ミツタカが情報の洪水に混乱している間にも、次々に見せられ聞かされるものは移り変わっていった。
主役と呼ばれる者達一行のヒノモトの国中を駆け巡る冒険活劇。その者達と出会い、別れる人々との様々な物語。
その物語の中の内の小さな一つに――ミツタカ達の姿もあった。
いつもの居酒屋の片隅で、フクタロウを詰り解雇するミツタカ達の姿。
解雇されてしまったフクタロウは落ち込みつつも、主役達一行と出会い彼等の仲間になった。
フクタロウは彼等に優しくも厳しく鍛えられ、高位の戦える荷物持ち職として成長し活躍していった。

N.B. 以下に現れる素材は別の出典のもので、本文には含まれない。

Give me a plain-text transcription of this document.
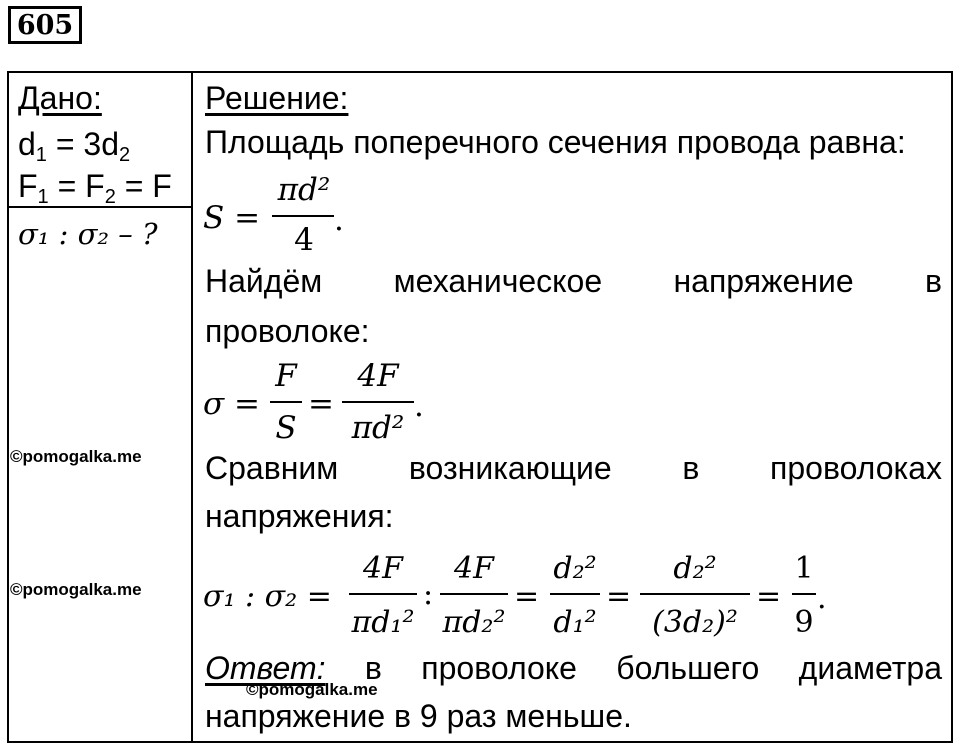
605
Дано:
$d_1 = 3d_2$
$F_1 = F_2 = F$
σ₁ : σ₂ – ?
Решение:
Площадь поперечного сечения провода равна:
S =
πd²
4
.
Найдём механическое напряжение в
проволоке:
σ =
F
S
=
4F
πd²
.
Сравним возникающие в проволоках
напряжения:
σ₁ : σ₂ =
4F
πd₁²
:
4F
πd₂²
=
d₂²
d₁²
=
d₂²
(3d₂)²
=
1
9
.
Ответ: в проволоке большего диаметра
напряжение в 9 раз меньше.
©pomogalka.me
©pomogalka.me
©pomogalka.me
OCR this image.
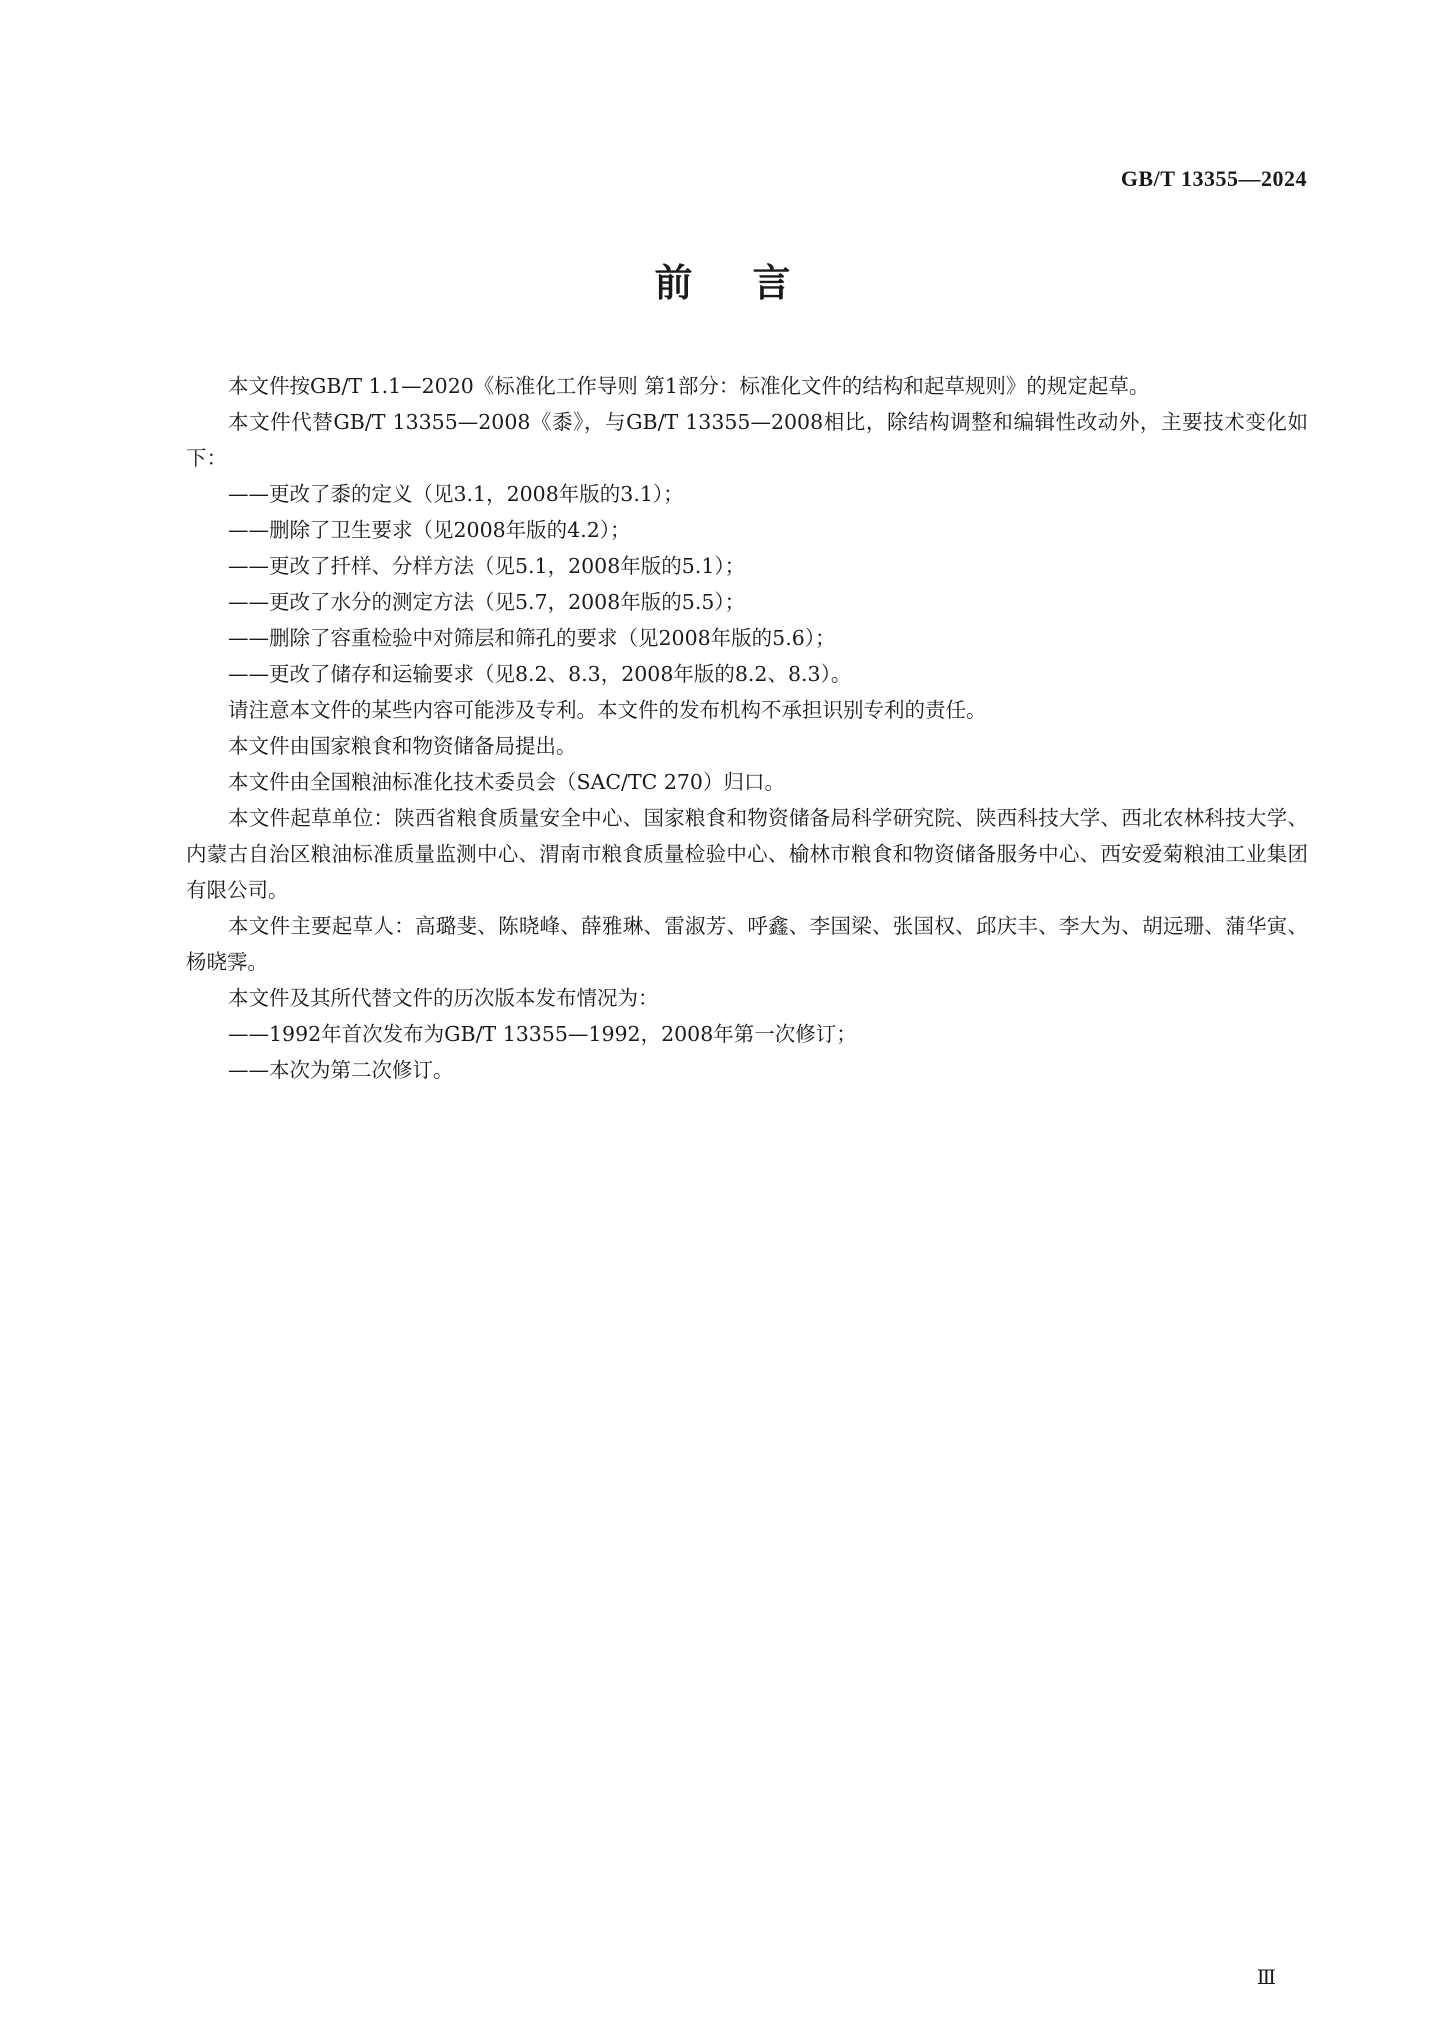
GB/T 13355—2024
前言

本文件按GB/T 1.1—2020《标准化工作导则 第1部分：标准化文件的结构和起草规则》的规定起草。

本文件代替GB/T 13355—2008《黍》，与GB/T 13355—2008相比，除结构调整和编辑性改动外，主要技术变化如下：

——更改了黍的定义（见3.1，2008年版的3.1）；

——删除了卫生要求（见2008年版的4.2）；

——更改了扦样、分样方法（见5.1，2008年版的5.1）；

——更改了水分的测定方法（见5.7，2008年版的5.5）；

——删除了容重检验中对筛层和筛孔的要求（见2008年版的5.6）；

——更改了储存和运输要求（见8.2、8.3，2008年版的8.2、8.3）。

请注意本文件的某些内容可能涉及专利。本文件的发布机构不承担识别专利的责任。

本文件由国家粮食和物资储备局提出。

本文件由全国粮油标准化技术委员会（SAC/TC 270）归口。

本文件起草单位：陕西省粮食质量安全中心、国家粮食和物资储备局科学研究院、陕西科技大学、西北农林科技大学、内蒙古自治区粮油标准质量监测中心、渭南市粮食质量检验中心、榆林市粮食和物资储备服务中心、西安爱菊粮油工业集团有限公司。

本文件主要起草人：高璐斐、陈晓峰、薛雅琳、雷淑芳、呼鑫、李国梁、张国权、邱庆丰、李大为、胡远珊、蒲华寅、杨晓霁。

本文件及其所代替文件的历次版本发布情况为：

——1992年首次发布为GB/T 13355—1992，2008年第一次修订；

——本次为第二次修订。

Ⅲ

――一方、フクタロウを追い出したミツタカ達は日々を怠惰に過ごし、次第に借金も嵩んでいき追い詰められ……。
「……!」
自分が何を見せられているのかは正確には理解は出来なかったものの、ミツタカはこれらが自分達の暮らすこの世界の事を示しているのだとは漠然と理解した。
何だかいまいち判らなかったものの、居酒屋でフクタロウを解雇する自分達の様子は、預言やお告げの様なもので、いつかは本当に訪れる出来事なのだろうとも。

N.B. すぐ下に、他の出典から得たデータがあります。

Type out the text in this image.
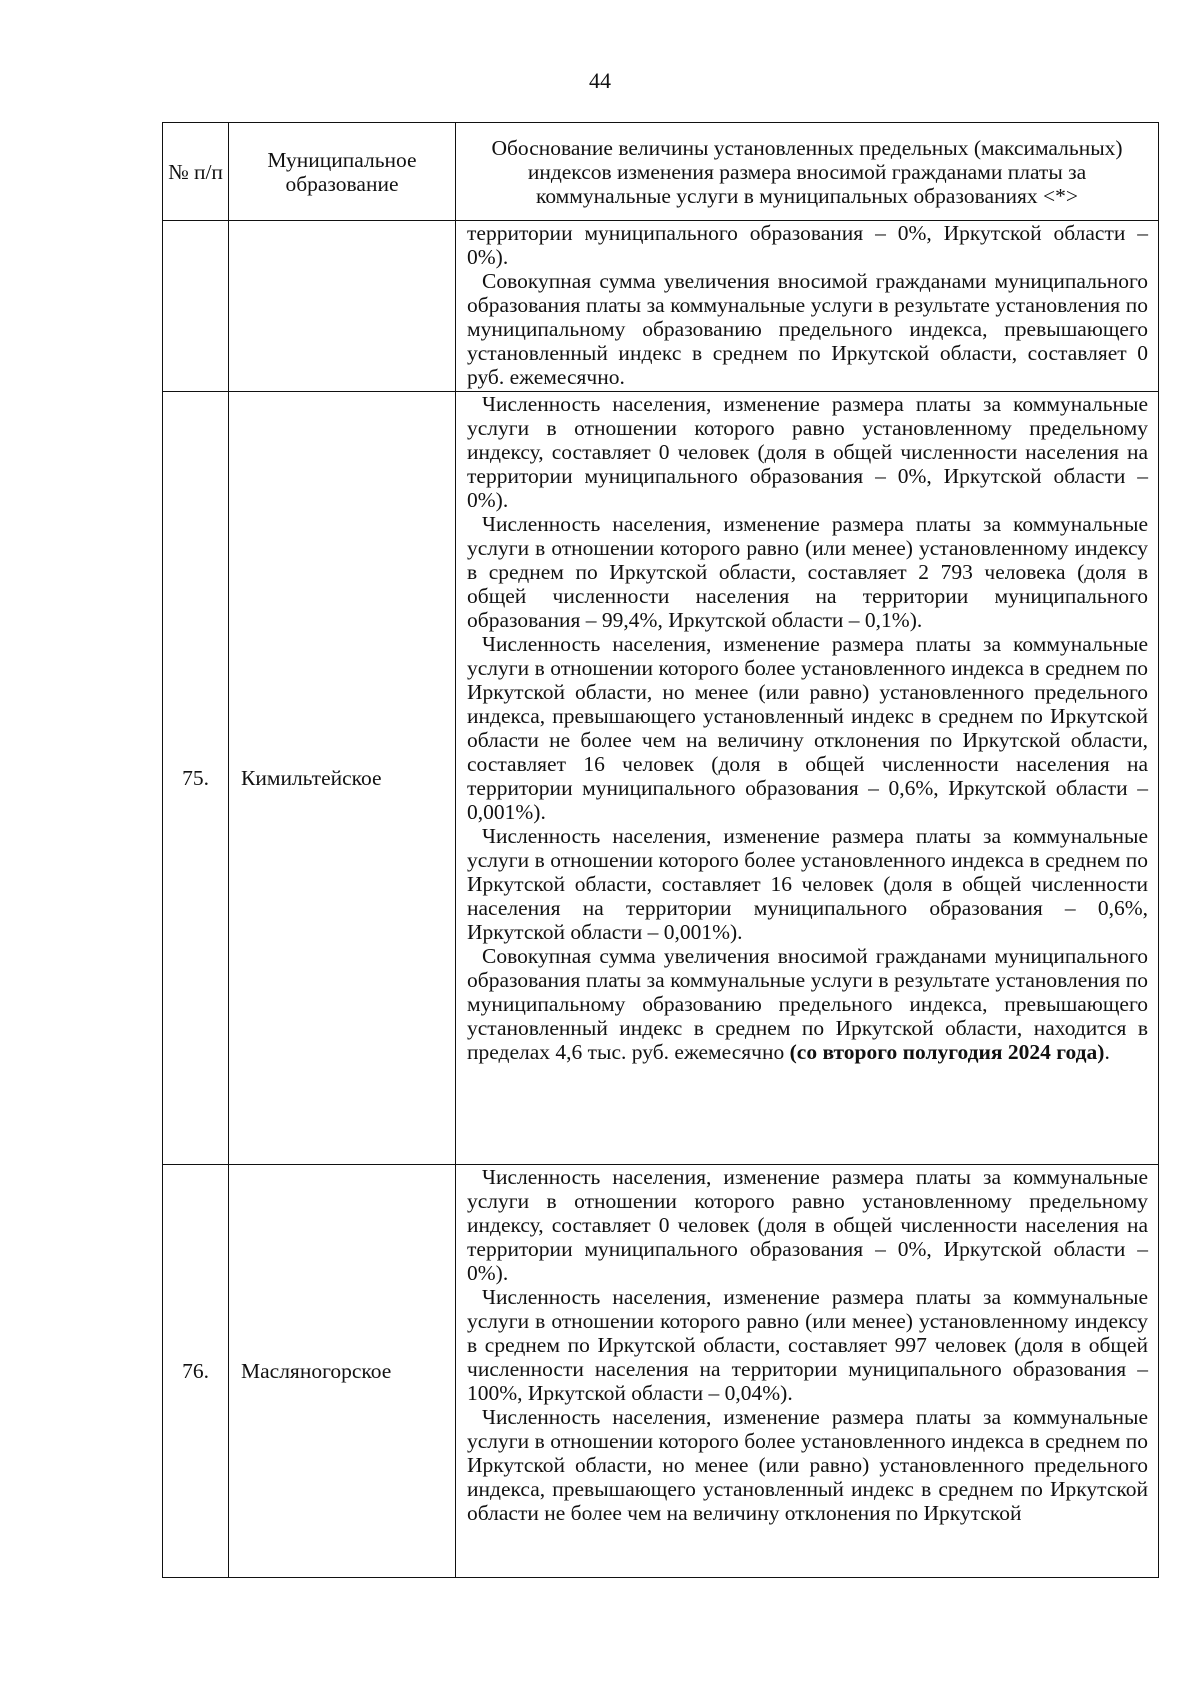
44
№ п/п	Муниципальное образование	Обоснование величины установленных предельных (максимальных) индексов изменения размера вносимой гражданами платы за коммунальные услуги в муниципальных образованиях <*>

		территории муниципального образования – 0%, Иркутской области – 0%).

Совокупная сумма увеличения вносимой гражданами муниципального образования платы за коммунальные услуги в результате установления по муниципальному образованию предельного индекса, превышающего установленный индекс в среднем по Иркутской области, составляет 0 руб. ежемесячно.

75.	Кимильтейское	Численность населения, изменение размера платы за коммунальные услуги в отношении которого равно установленному предельному индексу, составляет 0 человек (доля в общей численности населения на территории муниципального образования – 0%, Иркутской области – 0%).

Численность населения, изменение размера платы за коммунальные услуги в отношении которого равно (или менее) установленному индексу в среднем по Иркутской области, составляет 2 793 человека (доля в общей численности населения на территории муниципального образования – 99,4%, Иркутской области – 0,1%).

Численность населения, изменение размера платы за коммунальные услуги в отношении которого более установленного индекса в среднем по Иркутской области, но менее (или равно) установленного предельного индекса, превышающего установленный индекс в среднем по Иркутской области не более чем на величину отклонения по Иркутской области, составляет 16 человек (доля в общей численности населения на территории муниципального образования – 0,6%, Иркутской области – 0,001%).

Численность населения, изменение размера платы за коммунальные услуги в отношении которого более установленного индекса в среднем по Иркутской области, составляет 16 человек (доля в общей численности населения на территории муниципального образования – 0,6%, Иркутской области – 0,001%).

Совокупная сумма увеличения вносимой гражданами муниципального образования платы за коммунальные услуги в результате установления по муниципальному образованию предельного индекса, превышающего установленный индекс в среднем по Иркутской области, находится в пределах 4,6 тыс. руб. ежемесячно (со второго полугодия 2024 года).

76.	Масляногорское	Численность населения, изменение размера платы за коммунальные услуги в отношении которого равно установленному предельному индексу, составляет 0 человек (доля в общей численности населения на территории муниципального образования – 0%, Иркутской области – 0%).

Численность населения, изменение размера платы за коммунальные услуги в отношении которого равно (или менее) установленному индексу в среднем по Иркутской области, составляет 997 человек (доля в общей численности населения на территории муниципального образования – 100%, Иркутской области – 0,04%).

Численность населения, изменение размера платы за коммунальные услуги в отношении которого более установленного индекса в среднем по Иркутской области, но менее (или равно) установленного предельного индекса, превышающего установленный индекс в среднем по Иркутской области не более чем на величину отклонения по Иркутской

このまま日々を過ごしていれば、その解雇の場面は現実のものとなり、その後自分達は……。
勿論その事にもミツタカは驚き、蒼白となったが――しかし、次々に示される登場人物達の人となりや来歴等の情報に何よりも驚かされた。
棲み処の霊山を荒らしていた魔獣を退治してくれた主役に恩義を感じて付いて来た狐神の眷属の少女。立ち寄った藩の揉め事を解決した主役に仕えたいと藩を飛び出した跡継ぎの青年。悪の呪術師に仕えていたが主役に感化され改心した双子の呪術師の美女――等々。
主役一行に所属している美女や美少女、美男子達の背景の説明がなされていき――彼等の仲間入りしたフクタロウについての説明もその中にあった。

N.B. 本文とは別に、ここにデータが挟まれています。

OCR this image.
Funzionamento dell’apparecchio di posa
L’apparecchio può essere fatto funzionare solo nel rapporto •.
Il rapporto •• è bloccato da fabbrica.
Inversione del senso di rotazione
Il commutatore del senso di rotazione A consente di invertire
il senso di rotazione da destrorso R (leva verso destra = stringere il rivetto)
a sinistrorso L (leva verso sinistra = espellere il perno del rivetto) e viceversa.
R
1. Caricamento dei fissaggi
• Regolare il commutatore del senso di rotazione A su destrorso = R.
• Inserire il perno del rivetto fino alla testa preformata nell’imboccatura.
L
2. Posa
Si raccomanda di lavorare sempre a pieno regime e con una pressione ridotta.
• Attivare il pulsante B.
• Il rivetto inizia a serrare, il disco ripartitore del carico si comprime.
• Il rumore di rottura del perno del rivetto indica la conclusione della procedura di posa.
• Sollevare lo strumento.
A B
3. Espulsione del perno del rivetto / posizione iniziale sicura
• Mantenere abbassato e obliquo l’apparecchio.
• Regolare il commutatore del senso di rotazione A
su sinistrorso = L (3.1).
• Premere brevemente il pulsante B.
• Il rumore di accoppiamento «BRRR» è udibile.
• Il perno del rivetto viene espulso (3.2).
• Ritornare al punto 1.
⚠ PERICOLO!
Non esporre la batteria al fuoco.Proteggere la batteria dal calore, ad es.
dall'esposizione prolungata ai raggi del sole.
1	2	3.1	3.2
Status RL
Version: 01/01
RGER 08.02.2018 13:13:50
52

ミナミヤスハラ村出身の朴訥な青年。気は優しくて力持ちを地でいく。荷物持ち職。昔ながらの閉鎖的でしがらみの多い村での生活で彼は――。
「……!」
そしてミツタカの意識は途切れた。
さて。マジナイ神も高縄屋敷も、あと成人向けお絵描き原稿も滞りまくりの中、何故かお話を思い付いてしまい書き始めてしまいました。
ツイッターの方では乱暴に語気荒く書き散らかしてしまいましたが、流石に当のなろうとかでは憚られるのでオブラートに包みますが、まあ、結局は自分の好きなガチムチホモ男子達がなんやかやする物語に飢えていると言う事と、後、追放物って大体美女美少女達とのハーレム的な何やかやとか、或いは追放する側が覚醒して物語を動かしてしまった事で追放された側が入れ替わった立ち位置になってしまって悪い結果で退場、みたいなのとか。そういうのもいいけど、やっぱり自分の好きな物が読みたいなあ……と。
そんな訳で、しゃーない自給自足するか……と書き始めてみました次第であります。
もっさい冴えないイモ男子がなんやかやホンワカちゅっちゅみたいな物語が読みたいのよヲカマのおっさんは。
それと後、物語世界の知識を得るパターンとして異世界転生にしようかと当初は思っていたのですが、高縄屋敷で使っている神降ろしという概念の練習と言うかそういうので、ちょっと流用してみました。